Spring is in the air, and so is an eclectic selection of modern music as this one of-a-kind event. Through concerts, performances, installations, music theatre, and film screenings, MaerzMusik spotlights contemporary artists from both Germany and abroad. To get tickets and see a full line-up of events, which range from the ‘Polyaspora’ International Music Ensemble to the ‘Topograpies of Hearing’ installation, visit the website of the hosting Berliner Festspiele.

March 16th and 17th: St. Patrick’s Day celebrations

The feast day of Ireland’s patron saint, St. Patrick, never goes unnoticed in Germany.

A participant of the St. Patrick's Day parade, who has dyed his beard in the Irish national colours, plays a bagpipe in Munich, Germany in 2017.

A participant of the St. Patrick's Day parade, who has dyed his beard in the Irish national colours, plays a bagpipe in Munich, Germany in 2017. Photo: picture alliance / Andreas Gebert/dpa | Andreas Gebert

There’ll be parties and events in Irish pubs throughout the country on both March 16th 17th, but the Bavarian capital of Munich will host the biggest celebration.

The Irish community in Munich have celebrated the feast day on the weekend before the actual Irish national holiday since 1996 and this year will be no different. A giant parade will take place between Siegestor and Odeonsplatz on March 17th at 12pm, the highlight of a sprawling two day open-air festival.


March 21st to 24th: Leipzig Book Fair

Germany’s Frankfurt Book Fair may be the country’s most well-known, but a very close runner-up takes place every March in this up-and-coming eastern German city. The Buchmesse features not only a diverse line-up of local titles but also those in several languages from authors all over the world, with the spotlight shown on Flanders and the Netherlands this year.

There are also panel discussions led by everyone from poets to podcasters, with a central theme this time being the war in Ukraine.

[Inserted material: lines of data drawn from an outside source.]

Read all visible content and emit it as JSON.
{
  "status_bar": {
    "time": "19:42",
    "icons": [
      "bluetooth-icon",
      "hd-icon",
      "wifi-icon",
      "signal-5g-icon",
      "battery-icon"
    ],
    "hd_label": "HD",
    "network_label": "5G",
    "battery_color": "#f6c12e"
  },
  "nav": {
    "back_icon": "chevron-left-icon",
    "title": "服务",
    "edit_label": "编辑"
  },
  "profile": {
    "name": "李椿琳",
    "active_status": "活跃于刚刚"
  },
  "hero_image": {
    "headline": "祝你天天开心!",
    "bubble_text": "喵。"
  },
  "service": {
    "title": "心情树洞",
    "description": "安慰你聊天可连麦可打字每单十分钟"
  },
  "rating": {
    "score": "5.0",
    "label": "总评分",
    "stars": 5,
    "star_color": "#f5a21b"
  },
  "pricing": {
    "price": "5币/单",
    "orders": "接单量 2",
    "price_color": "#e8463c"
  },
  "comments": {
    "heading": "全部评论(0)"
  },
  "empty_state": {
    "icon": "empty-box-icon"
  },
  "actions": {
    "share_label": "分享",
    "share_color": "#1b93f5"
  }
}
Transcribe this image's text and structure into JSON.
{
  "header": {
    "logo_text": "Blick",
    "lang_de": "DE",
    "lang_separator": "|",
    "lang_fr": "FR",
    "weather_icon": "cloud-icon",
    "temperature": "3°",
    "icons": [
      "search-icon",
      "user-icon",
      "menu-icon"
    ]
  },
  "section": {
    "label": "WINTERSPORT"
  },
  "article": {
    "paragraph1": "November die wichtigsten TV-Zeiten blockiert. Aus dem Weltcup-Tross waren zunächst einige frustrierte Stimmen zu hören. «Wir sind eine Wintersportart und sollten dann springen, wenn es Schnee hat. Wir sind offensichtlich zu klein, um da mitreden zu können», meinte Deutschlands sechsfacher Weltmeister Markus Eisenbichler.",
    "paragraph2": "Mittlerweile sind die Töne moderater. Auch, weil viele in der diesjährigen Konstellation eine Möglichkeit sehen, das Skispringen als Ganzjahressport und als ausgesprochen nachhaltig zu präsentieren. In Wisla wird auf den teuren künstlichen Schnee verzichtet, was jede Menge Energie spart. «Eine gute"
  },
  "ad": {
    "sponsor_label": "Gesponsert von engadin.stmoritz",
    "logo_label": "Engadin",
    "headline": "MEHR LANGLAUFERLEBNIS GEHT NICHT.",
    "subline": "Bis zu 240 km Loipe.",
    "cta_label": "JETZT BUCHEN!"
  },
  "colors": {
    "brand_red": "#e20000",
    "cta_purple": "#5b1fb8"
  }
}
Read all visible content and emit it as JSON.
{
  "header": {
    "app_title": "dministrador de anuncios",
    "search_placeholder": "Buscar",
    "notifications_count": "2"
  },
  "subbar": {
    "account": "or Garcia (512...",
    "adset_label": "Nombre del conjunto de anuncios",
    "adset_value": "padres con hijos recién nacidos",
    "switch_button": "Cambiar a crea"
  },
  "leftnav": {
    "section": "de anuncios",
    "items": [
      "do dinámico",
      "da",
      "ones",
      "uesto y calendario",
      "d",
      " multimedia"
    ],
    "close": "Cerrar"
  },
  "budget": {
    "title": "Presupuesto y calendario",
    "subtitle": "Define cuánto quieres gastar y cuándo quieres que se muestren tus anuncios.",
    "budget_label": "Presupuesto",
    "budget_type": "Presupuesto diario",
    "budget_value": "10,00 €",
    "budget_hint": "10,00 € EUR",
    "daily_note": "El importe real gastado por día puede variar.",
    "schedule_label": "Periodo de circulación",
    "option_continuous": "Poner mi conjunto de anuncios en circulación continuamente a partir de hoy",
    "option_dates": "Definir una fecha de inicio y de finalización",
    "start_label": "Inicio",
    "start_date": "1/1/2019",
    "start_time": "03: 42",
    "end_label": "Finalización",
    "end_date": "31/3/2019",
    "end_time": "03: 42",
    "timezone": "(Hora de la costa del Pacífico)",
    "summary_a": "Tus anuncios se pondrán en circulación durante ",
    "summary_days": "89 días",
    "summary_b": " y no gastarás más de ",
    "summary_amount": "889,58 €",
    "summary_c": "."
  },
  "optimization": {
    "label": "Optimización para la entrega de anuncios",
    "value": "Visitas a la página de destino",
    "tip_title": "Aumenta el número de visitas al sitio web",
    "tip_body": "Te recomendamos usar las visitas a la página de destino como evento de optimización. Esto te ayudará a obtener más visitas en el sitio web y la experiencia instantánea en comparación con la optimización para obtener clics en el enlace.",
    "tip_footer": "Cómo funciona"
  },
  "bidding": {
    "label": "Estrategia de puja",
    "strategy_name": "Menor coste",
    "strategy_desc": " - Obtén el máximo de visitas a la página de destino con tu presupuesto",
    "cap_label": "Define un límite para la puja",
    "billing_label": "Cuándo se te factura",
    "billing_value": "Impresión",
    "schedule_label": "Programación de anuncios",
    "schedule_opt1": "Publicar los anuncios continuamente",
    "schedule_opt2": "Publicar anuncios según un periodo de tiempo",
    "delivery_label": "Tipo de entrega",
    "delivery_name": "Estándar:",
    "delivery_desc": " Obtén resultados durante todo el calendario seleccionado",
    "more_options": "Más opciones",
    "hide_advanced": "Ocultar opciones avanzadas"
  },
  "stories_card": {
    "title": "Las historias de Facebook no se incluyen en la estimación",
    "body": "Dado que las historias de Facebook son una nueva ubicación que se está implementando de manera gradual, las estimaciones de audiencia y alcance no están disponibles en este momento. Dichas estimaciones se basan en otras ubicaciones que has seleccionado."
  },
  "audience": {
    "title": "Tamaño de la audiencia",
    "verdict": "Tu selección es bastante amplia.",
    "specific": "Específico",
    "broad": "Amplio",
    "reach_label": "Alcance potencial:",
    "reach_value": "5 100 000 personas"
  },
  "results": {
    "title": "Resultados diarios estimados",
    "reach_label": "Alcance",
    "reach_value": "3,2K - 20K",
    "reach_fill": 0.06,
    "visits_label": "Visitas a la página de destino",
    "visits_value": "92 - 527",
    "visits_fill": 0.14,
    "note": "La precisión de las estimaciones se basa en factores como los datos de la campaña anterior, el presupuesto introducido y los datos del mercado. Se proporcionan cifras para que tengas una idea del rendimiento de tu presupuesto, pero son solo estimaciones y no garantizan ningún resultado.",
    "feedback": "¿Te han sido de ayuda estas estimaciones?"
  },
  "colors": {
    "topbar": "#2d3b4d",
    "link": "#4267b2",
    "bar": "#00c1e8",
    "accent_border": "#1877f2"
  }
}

READ ALSO: 10 German books you have to read before you die

March 21 - April 14th: Thuringia Bach Weeks

Paying homage to one of Germany’s most recognisable names, Johann Sebastian Bach, this is the largest classical musical festival in the eastern German state of Thuringia. 

Classical concerts take place over three weeks at all the locations around the state where Bach once lived, worked or garnered inspiration from, whether the the Bach house and baptismal church in Eisenach, the wedding church in Dornheim, or the composer’s early workplaces in Mühlhausen, Arnstadt and Weimar.

Visitors stand outside of a statue of Bach outside of the Bachhaus in Eisenach, Thuringia during the Bach Weeks festival in 2018. Photo: picture alliance / Jens Kalaene/dpa | Jens Kalaene

March 22 to April 14th: Frankfurt‘s Dippemess 

Frankfurt's largest and oldest folk festival takes place twice a year on the festival square on Ratsweg in front of the ice skating rink "Eissporthalle". At first glance, it may look like a carnival anywhere, with a carousel, rollercoaster, ghost train, and bumper cars. But the Volksfest, dating all the way back to 1240, is filled with many local traditions and specialties, be it local Apfelwein (apple wine) to specialty beer brewed in Frankfurt.

READ ALSO: Apfelwein: 5 things you never knew about German apple wine


March 30th to April 14th: Spring Festival in Nuremberg

The second largest folk festival in Bavaria, which dates back to 1826, features a full line up of carnival rides and regional traditions. For example, the event kicks off with a ceremonial tapping of a beer keg, which can be enjoyed in Oktoberfest-style beer tents, and you can also catch local marching bands. The festival also features a special family day, when all carousel rides, the roller coasters and games are half price. 

March 31st and April 1st: Easter Knight Spectaculum in Berlin Spandau

If you’d prefer watching armoured knights fight it out in a skilled sword match over painting Easter eggs on Ostern, this special annual event at Spandau‘s historic Citadel is not to be missed. The sprawling fair also includes live Medieval music spread across two stages, a fire show and acrobatic acts. A reasonable price tag of €14 will gain you admission, but children under five (and knights in full armour) get in for free.